/Imaging_Toolkit

For Bioinformatics Imaging

Primary LanguageJupyter NotebookMIT LicenseMIT

Imaging Toolkit README

Author: Elisa Warner
Last Updated: April 30, 2020

Description:

This code is designed to help create an easy-to-use method for image preprocessing. It is for use with Python 3.6. It was written specifically to work with Aperio .SVS files, but if your file type works in a similar way this should work too.

Updates:

  • 04/30/2020 v2: Code was updated to support folders with large volumes of histopathology images. This fixes a bug error which would cause the kernel RAM to throw an out-of-memory error.
  • 04/30/2020 v2: Enabled the use of error catching for files which cannot be processed. Users can fiew the failed files in a separate cell.
  • 04/30/2020 v2: Imaging of the patches at the end prevents an error which occurs if the number of extracted patches < 100.

Files Included:

  • patch_extractor.ipynb : Extracts patches from histology slides
  • patch_functions.ipynb : A notebook of functions for patch_extractor.ipynb

Patch Extractor

An easy method for patch sampling, which requires only the changing of 5 hyperparameters to run the code.

What to Expect:

  • Input: a folder of histology slide images
  • Output: a dictionary of patches by image and an output folder of subfolders, where each subfolder represents an image and every file within is a patch.

Requirements:

  • openslide : to manipulate histology images
  • import_ipynb : to access patch_functions.ipynb
  • matplotlib.pyplot : to plot the results
  • tqdm : to view progress bar

This code has been tested on a Mac with Python 3.6 with Anaconda.
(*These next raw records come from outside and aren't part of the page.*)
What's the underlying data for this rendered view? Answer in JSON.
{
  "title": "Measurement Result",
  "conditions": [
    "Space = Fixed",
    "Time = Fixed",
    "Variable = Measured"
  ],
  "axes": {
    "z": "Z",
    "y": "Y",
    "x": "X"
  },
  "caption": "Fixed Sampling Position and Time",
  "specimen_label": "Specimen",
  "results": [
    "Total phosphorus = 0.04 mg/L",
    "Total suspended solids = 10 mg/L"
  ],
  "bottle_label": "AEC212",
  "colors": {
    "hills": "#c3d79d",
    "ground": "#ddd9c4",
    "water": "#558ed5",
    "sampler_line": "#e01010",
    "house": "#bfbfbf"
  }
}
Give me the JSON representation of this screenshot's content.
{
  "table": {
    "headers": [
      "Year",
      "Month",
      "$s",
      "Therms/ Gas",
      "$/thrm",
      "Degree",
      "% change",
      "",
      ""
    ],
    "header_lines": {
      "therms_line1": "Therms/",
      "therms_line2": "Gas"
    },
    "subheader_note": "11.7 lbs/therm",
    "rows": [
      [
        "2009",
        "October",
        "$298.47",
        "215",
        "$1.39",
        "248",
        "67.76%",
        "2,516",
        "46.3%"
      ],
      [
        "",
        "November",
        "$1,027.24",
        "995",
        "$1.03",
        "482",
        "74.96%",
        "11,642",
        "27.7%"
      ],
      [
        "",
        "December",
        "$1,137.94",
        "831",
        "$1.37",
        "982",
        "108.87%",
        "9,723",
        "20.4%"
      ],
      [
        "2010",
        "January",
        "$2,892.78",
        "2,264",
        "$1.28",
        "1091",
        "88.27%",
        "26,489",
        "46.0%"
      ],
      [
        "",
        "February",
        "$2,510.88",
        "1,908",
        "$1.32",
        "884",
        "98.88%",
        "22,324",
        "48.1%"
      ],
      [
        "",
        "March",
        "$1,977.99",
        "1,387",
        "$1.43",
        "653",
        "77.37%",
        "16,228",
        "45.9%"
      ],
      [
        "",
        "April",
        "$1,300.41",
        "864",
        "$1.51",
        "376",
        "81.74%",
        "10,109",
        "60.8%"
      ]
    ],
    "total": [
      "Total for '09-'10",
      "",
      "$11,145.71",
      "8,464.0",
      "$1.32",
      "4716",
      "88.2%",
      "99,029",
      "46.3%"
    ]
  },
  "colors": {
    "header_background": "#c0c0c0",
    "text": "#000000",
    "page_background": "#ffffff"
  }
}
To install the required packages, simply type in the command line: pip install -r requirements.txt

More info on Anaconda: https://www.anaconda.com/distribution/
More info on pip: https://pip.pypa.io/en/stable/reference/pip_download/

How to Use:

Patch Extractor assumes you are extracting NxN tiles from a histology image that can be opened with openslide. There are five hyperparameters for this code:

  1. FILETYPE : [str] the file extension of your image (the code will only look for files with this file extension)
  2. FILE_DIR : [str] the directory of images. It is assumed that there exists a folder of images and that the images are not in subfolders.
  3. OUT_DIR : [str] the name of the directory for the output. It does not have to exist yet (the program will create the directory). The structure of the output directory will be a folder of subfolders, where each subfolder represents an original histology image, and within that subfolder will contain all the patches for the specified image.
  4. TILE_SIZE : [int] This is the length N of one side of the tile. The program assumes each tile is of size NxN.
  5. WHITESPACE_CUTOFF : [0,1] This is a percentage of whitespace that you will allow for any given tile. If you want to accept all tiles, input 0. Otherwise input a value between 0 and 1 (default: 0.35). Note that there also can exist whitespace within your sample.